According to the [US] Congressional Budget Office, in 1979 over half of all federal social spending went to the poorest fifth of households. Now it is only 36%. The rich and the rest, 'The Economist', 13 October
There's nothing new about capture of taxpayer spending by wealthy individuals, corporations or the middle class, but its scale, persistence and degree of entrenchment make it less of a mildly corrupt, disguised, way of delivering largesse to favoured interest groups, and more of a threat to our entire social system. Perhaps we need to return to first principles. If we want to provide a safety net for the poorest households, then we need to reward people who provide a safety net for the poorest households. If we are in government we don't try to second-guess why households are poor, or how best to relieve their poverty. We, as government, are hopeless at such tasks. We don't have the imagination, nor the capacity to adapt to changing circumstances or to the myriad varying conditions within our geographical remit. What we are good at doing and what, indeed, only government can do well is (1) to articulate exactly what we want to achieve when it comes to reducing poverty, and (2) raise the revenue to achieve that goal.

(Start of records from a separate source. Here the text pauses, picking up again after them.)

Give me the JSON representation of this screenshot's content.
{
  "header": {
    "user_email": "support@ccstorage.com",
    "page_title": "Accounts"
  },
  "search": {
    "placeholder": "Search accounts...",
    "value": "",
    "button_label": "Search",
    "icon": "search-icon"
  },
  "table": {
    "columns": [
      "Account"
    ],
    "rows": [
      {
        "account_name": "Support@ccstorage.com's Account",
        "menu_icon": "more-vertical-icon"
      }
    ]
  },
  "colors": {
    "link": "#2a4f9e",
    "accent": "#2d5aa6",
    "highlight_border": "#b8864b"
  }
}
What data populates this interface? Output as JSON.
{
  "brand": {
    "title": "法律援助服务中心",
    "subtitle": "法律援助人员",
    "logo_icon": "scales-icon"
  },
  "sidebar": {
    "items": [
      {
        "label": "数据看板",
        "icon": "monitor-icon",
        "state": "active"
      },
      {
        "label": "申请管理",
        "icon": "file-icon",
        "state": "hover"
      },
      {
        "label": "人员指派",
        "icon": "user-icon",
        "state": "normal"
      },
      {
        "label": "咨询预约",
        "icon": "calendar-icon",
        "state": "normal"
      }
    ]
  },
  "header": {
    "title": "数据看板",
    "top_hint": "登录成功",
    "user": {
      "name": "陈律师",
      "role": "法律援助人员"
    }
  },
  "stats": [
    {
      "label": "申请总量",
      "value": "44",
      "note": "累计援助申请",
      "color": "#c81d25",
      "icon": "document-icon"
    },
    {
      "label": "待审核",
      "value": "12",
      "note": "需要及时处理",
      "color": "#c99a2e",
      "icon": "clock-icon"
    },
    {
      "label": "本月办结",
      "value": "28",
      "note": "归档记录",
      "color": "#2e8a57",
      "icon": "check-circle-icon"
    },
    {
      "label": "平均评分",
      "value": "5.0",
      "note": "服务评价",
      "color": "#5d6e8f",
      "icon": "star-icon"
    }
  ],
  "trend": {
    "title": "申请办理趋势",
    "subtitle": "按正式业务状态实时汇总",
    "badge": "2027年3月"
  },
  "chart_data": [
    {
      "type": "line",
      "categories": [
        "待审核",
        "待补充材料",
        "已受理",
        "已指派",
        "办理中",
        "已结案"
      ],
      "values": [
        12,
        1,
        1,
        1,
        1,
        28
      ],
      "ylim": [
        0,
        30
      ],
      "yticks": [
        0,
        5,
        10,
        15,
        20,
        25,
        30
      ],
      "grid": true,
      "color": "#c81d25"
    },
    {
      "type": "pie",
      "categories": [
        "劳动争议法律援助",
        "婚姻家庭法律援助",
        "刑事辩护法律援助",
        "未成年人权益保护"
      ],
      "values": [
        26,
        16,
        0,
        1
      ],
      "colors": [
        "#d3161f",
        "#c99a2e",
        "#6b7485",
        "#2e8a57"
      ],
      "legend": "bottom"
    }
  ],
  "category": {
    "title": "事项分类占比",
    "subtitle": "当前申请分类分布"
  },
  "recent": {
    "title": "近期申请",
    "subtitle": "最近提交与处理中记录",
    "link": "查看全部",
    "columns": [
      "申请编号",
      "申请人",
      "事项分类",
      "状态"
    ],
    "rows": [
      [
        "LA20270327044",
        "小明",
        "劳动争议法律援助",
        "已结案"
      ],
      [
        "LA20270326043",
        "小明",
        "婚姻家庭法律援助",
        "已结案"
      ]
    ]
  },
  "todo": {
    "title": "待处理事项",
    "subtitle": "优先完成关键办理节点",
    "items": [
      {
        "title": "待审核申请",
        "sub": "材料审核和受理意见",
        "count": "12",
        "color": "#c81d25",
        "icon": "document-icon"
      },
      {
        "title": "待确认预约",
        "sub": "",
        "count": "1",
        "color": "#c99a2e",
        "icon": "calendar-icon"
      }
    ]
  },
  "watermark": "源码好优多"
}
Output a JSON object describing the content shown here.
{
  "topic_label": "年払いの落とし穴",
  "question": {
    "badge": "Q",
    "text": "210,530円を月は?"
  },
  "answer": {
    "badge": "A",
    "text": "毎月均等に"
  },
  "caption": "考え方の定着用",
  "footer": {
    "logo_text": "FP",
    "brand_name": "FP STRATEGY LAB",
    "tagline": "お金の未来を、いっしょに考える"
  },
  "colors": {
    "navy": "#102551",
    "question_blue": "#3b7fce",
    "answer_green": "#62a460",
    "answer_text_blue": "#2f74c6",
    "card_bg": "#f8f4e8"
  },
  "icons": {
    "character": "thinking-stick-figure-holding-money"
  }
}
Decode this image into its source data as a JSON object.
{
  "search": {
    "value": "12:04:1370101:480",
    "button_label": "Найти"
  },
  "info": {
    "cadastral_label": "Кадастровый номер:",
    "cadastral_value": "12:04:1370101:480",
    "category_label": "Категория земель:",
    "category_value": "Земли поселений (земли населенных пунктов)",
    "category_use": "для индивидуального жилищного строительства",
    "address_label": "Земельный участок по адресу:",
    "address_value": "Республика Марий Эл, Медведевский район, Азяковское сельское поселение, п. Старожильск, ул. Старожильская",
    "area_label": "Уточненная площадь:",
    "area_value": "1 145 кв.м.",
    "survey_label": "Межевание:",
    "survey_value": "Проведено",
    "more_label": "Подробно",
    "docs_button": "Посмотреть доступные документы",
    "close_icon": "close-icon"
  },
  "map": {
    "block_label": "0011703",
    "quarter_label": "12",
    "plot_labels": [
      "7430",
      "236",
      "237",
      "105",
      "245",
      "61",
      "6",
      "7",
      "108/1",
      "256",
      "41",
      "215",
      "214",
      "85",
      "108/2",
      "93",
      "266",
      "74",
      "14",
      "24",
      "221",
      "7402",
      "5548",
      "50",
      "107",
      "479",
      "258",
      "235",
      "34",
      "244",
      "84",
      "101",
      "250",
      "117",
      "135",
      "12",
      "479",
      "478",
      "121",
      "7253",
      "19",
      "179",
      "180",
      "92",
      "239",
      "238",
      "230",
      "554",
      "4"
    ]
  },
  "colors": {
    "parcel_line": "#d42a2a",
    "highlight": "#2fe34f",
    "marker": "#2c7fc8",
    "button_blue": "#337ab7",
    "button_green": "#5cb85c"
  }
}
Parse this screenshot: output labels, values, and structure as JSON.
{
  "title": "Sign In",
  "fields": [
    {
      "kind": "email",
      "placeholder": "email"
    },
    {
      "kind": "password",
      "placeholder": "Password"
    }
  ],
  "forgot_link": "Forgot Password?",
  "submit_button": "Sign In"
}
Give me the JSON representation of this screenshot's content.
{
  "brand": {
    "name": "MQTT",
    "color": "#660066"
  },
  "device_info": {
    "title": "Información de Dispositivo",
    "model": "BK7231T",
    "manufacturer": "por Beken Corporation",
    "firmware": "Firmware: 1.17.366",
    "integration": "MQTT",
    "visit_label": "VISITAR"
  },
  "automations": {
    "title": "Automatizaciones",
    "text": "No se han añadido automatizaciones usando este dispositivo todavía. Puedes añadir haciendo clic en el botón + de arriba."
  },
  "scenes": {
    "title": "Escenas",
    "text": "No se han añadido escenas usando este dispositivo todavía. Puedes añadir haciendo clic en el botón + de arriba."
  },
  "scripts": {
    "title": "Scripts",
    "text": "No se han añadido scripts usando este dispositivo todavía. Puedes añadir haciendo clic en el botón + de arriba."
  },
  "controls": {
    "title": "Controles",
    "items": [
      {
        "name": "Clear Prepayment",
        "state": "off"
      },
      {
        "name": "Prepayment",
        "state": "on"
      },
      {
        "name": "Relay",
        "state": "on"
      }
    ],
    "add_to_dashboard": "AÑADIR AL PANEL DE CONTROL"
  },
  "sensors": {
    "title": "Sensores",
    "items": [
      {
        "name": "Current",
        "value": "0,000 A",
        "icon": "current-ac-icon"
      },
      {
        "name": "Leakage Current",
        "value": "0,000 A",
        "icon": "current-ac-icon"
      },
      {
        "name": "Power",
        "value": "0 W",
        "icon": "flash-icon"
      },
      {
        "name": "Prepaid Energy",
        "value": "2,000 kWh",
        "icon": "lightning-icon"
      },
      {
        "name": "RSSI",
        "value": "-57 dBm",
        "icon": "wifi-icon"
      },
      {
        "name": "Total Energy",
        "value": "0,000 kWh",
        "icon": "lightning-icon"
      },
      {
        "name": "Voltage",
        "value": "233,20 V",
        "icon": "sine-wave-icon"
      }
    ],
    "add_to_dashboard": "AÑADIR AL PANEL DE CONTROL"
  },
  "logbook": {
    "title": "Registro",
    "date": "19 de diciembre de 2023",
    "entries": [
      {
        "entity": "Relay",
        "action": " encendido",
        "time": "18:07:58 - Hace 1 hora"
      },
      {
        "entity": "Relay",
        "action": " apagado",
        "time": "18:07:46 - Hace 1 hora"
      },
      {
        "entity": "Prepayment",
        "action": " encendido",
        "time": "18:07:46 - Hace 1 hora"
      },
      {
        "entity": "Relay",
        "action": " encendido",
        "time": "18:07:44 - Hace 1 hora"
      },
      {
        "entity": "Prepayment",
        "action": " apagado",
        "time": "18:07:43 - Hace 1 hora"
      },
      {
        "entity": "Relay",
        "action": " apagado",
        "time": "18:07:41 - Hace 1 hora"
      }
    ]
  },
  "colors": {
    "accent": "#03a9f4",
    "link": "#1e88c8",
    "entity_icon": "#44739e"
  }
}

That's where Social Policy Bonds that reward the reduction of poverty come in. Governments (or indeed anybody: see here) can undertake to redeem Social Policy Bonds for a high, specified sum, only when the poverty goal has been reached and sustained. We don't need to concern ourselves with how investors in the bonds will achieve our goal. Bondholders will have incentives to explore and implement the most effective, efficient ways of reducing poverty, taking full account of events and local circumstances. As important, and unlike many government interventions, they will have incentives to terminate failed projects. And, if they see their funds being diverted to the already better-off, as happens with so many government programmes all over the rich world, then they will see their bonds being bought by those who are better equipped to do the job that government has set them. Social Policy Bonds would lead to the setting up of organisations whose goals are identical with those of society. We don't know what form, structure or activities these organisations will assume - but we don't need to. We do know that they will prosper only to the degree that they achieve social goals efficiently and effectively. It's a big departure from the current system, which seems to reward those who are best at gaming the system, and it's one that is necessary and well overdue.